At 12:30 PM 3/3/2003, Bill Stoddard wrote:
Jeff Trawick wrote:
Justin Erenkrantz wrote:
--On Wednesday, February 19, 2003 2:12 PM -0500 Jeff Trawick wrote:
The attached patch changes sig_coredump to call a hook. In the fullness of time, the ap_exception_info_t provided to the hook would contain any and all relevant information available to a signal/exception handler (e.g., siginfo_t on many Unix variants).
Here's a compromise that I'd be willing to accept: you have to explictly enable this hook at configure-time. Otherwise, this hook won't be executed on a signal.
Does anybody agree with Justin's compromise (i.e., if I put more effort into this direction am I going to find out that somebody doesn't think the compromise is conservative enough :) )?
I don't like the idea of enabling this hook at configure time. Why not add the hook and leave it to modules whether they want to use it or not?
Because it is a potential security hole?

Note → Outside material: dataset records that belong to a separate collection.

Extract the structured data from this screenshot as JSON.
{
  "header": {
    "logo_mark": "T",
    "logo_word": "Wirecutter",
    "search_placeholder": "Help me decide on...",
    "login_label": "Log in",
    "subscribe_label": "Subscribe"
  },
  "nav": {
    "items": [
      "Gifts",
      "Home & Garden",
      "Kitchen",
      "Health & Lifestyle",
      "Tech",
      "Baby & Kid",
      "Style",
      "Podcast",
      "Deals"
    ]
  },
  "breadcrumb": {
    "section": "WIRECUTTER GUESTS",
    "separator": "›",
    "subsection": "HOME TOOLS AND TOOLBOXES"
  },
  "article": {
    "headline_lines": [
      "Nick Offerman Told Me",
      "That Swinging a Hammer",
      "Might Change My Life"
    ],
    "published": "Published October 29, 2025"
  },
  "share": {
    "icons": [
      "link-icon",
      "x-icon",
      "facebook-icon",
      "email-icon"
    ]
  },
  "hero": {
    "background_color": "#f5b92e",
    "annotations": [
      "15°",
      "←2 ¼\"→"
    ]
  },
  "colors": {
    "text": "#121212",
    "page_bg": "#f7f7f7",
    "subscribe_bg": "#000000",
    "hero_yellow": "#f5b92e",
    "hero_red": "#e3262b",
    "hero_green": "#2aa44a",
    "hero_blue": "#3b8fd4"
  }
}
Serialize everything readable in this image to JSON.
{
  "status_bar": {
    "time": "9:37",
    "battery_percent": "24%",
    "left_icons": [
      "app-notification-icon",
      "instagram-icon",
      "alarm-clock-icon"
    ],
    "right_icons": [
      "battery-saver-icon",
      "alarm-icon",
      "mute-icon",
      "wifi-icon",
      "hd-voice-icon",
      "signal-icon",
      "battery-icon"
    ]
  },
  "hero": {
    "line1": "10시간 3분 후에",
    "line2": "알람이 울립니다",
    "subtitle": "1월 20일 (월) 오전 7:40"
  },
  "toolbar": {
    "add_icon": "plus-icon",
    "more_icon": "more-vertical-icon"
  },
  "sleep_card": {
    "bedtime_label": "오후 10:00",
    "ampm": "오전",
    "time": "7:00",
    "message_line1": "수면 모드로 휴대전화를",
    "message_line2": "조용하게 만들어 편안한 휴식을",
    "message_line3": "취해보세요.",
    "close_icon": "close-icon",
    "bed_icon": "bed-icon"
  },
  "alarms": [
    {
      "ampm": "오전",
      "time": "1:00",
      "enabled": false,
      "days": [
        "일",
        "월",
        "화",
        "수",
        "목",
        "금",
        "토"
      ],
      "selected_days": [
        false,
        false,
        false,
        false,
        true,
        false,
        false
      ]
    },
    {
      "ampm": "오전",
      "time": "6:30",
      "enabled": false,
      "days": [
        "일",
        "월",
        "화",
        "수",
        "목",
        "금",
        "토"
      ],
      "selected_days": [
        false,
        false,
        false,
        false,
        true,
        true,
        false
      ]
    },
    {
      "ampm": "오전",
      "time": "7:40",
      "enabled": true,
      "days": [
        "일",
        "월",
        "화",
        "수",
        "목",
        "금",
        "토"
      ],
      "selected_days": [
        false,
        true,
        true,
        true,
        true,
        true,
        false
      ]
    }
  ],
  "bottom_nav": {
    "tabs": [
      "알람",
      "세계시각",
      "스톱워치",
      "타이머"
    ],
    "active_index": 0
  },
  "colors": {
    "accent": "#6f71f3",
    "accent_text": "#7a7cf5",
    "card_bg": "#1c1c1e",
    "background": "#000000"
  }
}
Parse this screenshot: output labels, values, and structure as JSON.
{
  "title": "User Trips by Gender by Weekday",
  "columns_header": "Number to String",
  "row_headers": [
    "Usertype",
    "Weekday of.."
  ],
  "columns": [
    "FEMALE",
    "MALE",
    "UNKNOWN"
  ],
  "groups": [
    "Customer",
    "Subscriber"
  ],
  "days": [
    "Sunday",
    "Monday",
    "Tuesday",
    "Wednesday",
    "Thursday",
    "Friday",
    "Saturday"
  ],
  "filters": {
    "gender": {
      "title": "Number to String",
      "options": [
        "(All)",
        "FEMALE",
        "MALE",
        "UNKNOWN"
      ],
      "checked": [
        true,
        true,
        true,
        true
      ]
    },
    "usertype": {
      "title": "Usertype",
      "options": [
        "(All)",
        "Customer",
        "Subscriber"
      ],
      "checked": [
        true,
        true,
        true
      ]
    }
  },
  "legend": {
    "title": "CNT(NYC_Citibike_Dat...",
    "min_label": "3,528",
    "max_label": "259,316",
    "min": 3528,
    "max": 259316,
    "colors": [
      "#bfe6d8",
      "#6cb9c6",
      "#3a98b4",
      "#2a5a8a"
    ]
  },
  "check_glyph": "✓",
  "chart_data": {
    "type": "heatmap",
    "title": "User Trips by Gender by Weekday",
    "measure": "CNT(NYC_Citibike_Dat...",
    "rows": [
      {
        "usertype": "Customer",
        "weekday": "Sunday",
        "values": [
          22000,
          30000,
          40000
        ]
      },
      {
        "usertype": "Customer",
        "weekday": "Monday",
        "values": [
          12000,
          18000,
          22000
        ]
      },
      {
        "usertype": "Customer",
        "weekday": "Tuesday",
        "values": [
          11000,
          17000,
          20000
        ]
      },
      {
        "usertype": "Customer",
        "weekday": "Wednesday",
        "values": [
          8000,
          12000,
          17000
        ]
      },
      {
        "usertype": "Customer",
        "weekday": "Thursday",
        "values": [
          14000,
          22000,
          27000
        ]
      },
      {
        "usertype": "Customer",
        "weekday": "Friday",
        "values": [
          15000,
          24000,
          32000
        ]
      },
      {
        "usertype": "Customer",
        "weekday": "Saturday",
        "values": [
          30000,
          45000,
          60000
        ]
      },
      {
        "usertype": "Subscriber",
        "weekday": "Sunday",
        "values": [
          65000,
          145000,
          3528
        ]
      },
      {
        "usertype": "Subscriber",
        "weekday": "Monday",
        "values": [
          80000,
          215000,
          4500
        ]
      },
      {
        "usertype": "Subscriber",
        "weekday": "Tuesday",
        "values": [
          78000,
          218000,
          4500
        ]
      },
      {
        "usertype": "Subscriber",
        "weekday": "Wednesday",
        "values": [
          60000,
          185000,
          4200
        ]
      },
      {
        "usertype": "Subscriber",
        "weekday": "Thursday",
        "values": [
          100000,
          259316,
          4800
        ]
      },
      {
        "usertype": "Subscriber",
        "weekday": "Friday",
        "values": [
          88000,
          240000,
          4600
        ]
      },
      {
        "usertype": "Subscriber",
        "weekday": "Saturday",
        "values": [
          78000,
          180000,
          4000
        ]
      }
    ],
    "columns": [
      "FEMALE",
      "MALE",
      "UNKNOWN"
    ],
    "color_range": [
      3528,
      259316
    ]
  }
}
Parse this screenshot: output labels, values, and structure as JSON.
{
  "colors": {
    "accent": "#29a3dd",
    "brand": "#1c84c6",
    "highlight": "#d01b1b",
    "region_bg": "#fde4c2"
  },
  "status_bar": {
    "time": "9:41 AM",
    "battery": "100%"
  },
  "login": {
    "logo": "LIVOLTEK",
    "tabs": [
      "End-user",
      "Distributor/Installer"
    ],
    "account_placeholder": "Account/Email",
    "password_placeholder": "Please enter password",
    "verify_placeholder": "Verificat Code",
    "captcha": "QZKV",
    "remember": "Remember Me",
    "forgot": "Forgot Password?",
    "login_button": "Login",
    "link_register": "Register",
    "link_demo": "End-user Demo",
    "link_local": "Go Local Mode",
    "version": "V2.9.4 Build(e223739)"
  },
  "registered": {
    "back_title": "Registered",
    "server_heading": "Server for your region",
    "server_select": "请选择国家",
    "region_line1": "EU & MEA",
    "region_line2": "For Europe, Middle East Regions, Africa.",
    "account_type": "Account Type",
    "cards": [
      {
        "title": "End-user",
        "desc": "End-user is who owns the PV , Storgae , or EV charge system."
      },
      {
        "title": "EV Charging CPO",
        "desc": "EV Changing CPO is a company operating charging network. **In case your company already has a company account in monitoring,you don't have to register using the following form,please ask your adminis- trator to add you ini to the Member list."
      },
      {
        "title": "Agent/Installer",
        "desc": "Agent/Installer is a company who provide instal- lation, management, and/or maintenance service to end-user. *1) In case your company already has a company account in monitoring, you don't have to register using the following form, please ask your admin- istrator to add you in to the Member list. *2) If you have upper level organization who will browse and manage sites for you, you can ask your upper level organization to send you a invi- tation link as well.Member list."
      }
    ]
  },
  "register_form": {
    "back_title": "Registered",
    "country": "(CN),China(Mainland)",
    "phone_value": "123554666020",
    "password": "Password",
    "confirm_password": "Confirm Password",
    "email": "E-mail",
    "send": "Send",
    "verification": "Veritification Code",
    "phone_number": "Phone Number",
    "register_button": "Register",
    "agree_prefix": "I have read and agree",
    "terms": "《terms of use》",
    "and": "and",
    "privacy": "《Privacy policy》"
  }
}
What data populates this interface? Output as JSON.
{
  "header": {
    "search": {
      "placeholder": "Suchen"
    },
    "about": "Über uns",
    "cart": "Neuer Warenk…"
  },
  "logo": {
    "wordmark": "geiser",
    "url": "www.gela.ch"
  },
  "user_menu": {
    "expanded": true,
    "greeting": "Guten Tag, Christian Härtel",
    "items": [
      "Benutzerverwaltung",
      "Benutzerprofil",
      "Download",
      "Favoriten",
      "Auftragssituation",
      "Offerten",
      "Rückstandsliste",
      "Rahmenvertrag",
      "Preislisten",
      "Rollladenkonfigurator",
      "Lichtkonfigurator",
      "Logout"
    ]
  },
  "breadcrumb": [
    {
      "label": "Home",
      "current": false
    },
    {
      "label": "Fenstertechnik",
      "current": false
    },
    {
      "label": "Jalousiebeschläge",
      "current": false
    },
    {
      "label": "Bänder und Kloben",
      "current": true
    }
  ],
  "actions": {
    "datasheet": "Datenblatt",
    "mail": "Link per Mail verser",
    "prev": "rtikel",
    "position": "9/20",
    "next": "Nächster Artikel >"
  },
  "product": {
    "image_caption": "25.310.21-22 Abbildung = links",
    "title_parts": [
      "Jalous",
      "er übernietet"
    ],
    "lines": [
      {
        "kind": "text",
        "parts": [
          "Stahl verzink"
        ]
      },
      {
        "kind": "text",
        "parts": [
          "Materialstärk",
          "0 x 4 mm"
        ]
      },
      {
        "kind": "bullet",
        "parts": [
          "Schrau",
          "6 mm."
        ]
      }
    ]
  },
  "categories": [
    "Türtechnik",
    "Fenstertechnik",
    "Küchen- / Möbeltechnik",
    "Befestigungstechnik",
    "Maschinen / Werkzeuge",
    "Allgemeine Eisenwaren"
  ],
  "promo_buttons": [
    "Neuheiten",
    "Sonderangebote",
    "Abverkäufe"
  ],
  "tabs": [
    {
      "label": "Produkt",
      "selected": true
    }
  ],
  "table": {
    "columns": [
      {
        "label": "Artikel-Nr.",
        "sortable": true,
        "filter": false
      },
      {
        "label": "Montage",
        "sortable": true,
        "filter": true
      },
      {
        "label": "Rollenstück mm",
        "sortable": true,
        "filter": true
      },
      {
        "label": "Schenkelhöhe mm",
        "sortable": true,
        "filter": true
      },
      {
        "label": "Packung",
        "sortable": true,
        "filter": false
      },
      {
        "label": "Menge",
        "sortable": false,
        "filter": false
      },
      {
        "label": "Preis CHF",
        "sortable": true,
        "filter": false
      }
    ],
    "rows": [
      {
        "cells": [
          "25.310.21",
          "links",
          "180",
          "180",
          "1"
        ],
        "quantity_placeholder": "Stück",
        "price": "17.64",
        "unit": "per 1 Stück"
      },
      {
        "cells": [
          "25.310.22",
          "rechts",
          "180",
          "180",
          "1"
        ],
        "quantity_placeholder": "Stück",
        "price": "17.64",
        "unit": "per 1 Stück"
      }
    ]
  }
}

The only individual who should choose to expose or prevent the hole would be the administrator who installs (and therefore probably built) Apache.
That same admin controls which modules are loaded as well.
I don't see the value in crufting up configure more that it already is.
Can we piggy-back such features into a single --unwise-but-useful configure option?
Obviously not. If it is -really- unwise, then we should just not do it. I see no evidence that is the case though. How, exactly, could this hook be remotely and uniquely exploited?